Second Ward, Minneapolis

This is the public policy forum of Minneapolis Second Ward (Green) City Council Member Cam Gordon and his staff. We use this space to talk about some of what Cam’s working on, explain his positions, and share a little of what life in City Hall is like. Please feel free to comment on posts, within certain ground rules. See our disclaimer, including ground rules, here:

Tuesday, January 24, 2012

Urban Ag Text Amendments Pass Planning Commission

Yesterday afternoon, the City came one step closer to allowing and supporting urban agriculture.  On a unanimous vote, the City Planning Commission voted to approve Planning staff's excellent recommended Zoning Code amendments, which I authored, and which do a great job of putting the Urban Agriculture Policy Plan adopted in spring of last year into effect.

The community support was staggering, and almost as important as the outcome.  Staff received seventy comments in writing, all of them basically supportive of the staff recommendations - and most of them strongly so.  It's clear that there is deep and broad support in the community for allowing market gardens (commercial growing operations that basically look and act like community gardens) in low-density residential districts.

Thirteen community members got up and spoke in favor of the plan.  They represented urban farmers, community gardeners, farmers markets, Community Supported Agriculture, processors and more.  The Minneapolis Food Council (to which I'm the Council's representative) passed a strong statement in support, and was joined by Blue Cross Blue Shield.

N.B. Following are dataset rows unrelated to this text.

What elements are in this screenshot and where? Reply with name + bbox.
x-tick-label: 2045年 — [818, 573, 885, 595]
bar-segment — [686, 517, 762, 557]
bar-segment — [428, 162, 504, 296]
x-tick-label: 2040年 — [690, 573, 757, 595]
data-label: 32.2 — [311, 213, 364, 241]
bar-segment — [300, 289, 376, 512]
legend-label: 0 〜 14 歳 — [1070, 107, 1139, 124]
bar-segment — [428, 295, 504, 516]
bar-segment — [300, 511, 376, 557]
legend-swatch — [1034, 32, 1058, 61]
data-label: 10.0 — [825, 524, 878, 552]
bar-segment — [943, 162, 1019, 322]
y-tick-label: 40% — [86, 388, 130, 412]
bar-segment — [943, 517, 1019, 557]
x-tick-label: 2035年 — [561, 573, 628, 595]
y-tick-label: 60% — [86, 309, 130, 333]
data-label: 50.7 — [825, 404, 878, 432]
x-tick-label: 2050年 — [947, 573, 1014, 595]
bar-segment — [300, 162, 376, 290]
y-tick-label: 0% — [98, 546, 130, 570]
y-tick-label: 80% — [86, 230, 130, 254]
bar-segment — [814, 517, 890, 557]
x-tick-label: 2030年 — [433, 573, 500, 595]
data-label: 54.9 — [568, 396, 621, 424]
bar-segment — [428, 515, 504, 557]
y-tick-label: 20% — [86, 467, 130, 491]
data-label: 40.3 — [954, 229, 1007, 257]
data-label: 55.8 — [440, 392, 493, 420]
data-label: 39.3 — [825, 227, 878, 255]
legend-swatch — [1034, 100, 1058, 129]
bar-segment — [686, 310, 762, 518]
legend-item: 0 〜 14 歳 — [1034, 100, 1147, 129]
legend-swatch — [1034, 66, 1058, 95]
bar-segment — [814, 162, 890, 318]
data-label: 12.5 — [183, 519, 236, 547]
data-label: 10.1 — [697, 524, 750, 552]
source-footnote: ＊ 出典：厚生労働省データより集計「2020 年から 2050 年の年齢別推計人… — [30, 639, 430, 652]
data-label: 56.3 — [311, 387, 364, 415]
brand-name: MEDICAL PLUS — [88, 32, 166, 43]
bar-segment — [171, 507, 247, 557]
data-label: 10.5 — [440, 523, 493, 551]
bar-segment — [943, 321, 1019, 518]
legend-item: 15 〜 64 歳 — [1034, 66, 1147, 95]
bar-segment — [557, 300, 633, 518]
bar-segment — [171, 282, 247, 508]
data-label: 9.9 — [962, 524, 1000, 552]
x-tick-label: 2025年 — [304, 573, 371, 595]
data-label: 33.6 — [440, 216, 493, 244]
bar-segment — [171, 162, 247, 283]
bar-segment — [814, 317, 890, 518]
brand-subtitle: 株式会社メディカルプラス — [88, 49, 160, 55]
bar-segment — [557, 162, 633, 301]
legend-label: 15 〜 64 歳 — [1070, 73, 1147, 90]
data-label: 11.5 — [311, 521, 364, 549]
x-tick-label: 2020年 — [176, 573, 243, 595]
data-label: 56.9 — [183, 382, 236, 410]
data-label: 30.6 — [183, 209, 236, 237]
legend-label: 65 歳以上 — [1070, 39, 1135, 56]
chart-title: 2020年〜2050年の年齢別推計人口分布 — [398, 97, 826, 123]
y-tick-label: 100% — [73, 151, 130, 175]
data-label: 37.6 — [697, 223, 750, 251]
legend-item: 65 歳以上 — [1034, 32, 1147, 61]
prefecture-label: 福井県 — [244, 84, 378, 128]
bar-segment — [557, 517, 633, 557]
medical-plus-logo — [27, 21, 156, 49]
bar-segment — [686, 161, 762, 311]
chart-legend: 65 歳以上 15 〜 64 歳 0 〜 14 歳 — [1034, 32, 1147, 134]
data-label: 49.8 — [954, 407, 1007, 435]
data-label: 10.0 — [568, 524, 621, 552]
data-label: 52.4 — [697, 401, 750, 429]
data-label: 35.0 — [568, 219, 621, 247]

Some folks noted that they would go further on a few fronts, which shows me that the staff recommendations are reasonable, cautious, even a little conservative.  A few of those points:
  • Hoop houses.  Staff have recommended that hoop houses (structures meant to extend the growing season) not be counted in the total square footage that each lot can have in "accessory structures," because they are seen as temporary.  The building code's definition of temporary structures is that they should be up less than six months, so staff adopted the same standard for this exemption.  Some urban farmers rightly point out that the period during which Minneapolis is at risk for frost is more like eight months, and have asked for this time to be lengthened.
  • Selling from home.  Until now, people haven't been able to farm in their own backyards and sell the produce.  The staff recommendation changes that, but keeps the prohibition that exists for all home occupations on selling goods directly from the site.  Some urban farm advocates would like to see that prohibition lifted.
  • Chickens in Urban Farms and Market Gardens.  The staff recommendation does not allow chickens at commercial uses.  There was actually substantial agreement at the public hearing between urban farmers and those who are concerned for animal welfare: the City needs to improve the welfare standards in our Animal code before we can consider allowing chickens in commercial uses as well as backyards.  I look forward to working on that.
  • Compost.  There are recommendations in the Urban Ag Policy Plan that aren't included in these text amendments, mostly because the City must wait until the Pollution Control Agency revises its rules - a process that is currently underway. 
  • The 75-day limit for Farmers Markets.  One organization, that is not currently licensed as any type of public market, has asked that the number of days a farmers market can be open for business be raised from 75 to 180.  That limit has been on the books for years, and staff do not support raising it.  Other farmers markets - including representatives of the Mill City, Kingfield and Fulton markets - argued that the 75-day limit should be left in place.  They make a strong case that the essential relationship between the producer and consumer could be threatened by lifting the limit.  They also pointed out that no farmers market advocates have asked, in the Urban Ag Policy Plan process or the recent farmers market code update, for this limitation to be lifted.
All in all, I see these as relatively minor disagreements with the staff recommendation, and the first four are things that we can come back and fix after we've had a growing season or two to prove that urban agriculture uses fit well into the urban fabric and complement existing uses.

I want to commend Aly Pennucci, the lead staff on this from the Planning Division, for her fantastic work on these changes.  She did an incredible amount of work in less time than we often give for major Zoning Code revisions like this, and the strong community support and unanimous approval of the Planning Commission shows that she did it well.  These amendments are a win for everyone, but especially Aly.  Well done!

One last note.  Council Member Gary Schiff noted, in abstaining from the unanimous vote in favor of the staff recommendation, that I have pushed this back a cycle.  That is accurate; rather than bringing it forward at the February 16th Zoning and Planning committee meeting, I have asked to bring it to committee on March 1st.  However, he added that the reason for this delay is to give time for "more consideration for amendments."  That's not accurate, and perhaps even misleading.  It sounds like it caused considerable confusion to the urban agriculture supporters who were present.

I asked for this delay as a courtesy to my colleague Meg Tuthill, who won't be able to be there on the 16th and wants to be present for the discussion.  I am not working on any amendments.  I am thrilled at how well Planning staff have translated the Urban Ag Policy Plan into Zoning Code text amendments, and I will happily and strongly support those recommendations as put forward and as passed unanimously by the Planning Commission.  I am also unaware that any of my colleagues are working on amendments; if they are, I hope that they will be shared with the community soon, so that the many people who care deeply about this issue can review them and respond, if necessary.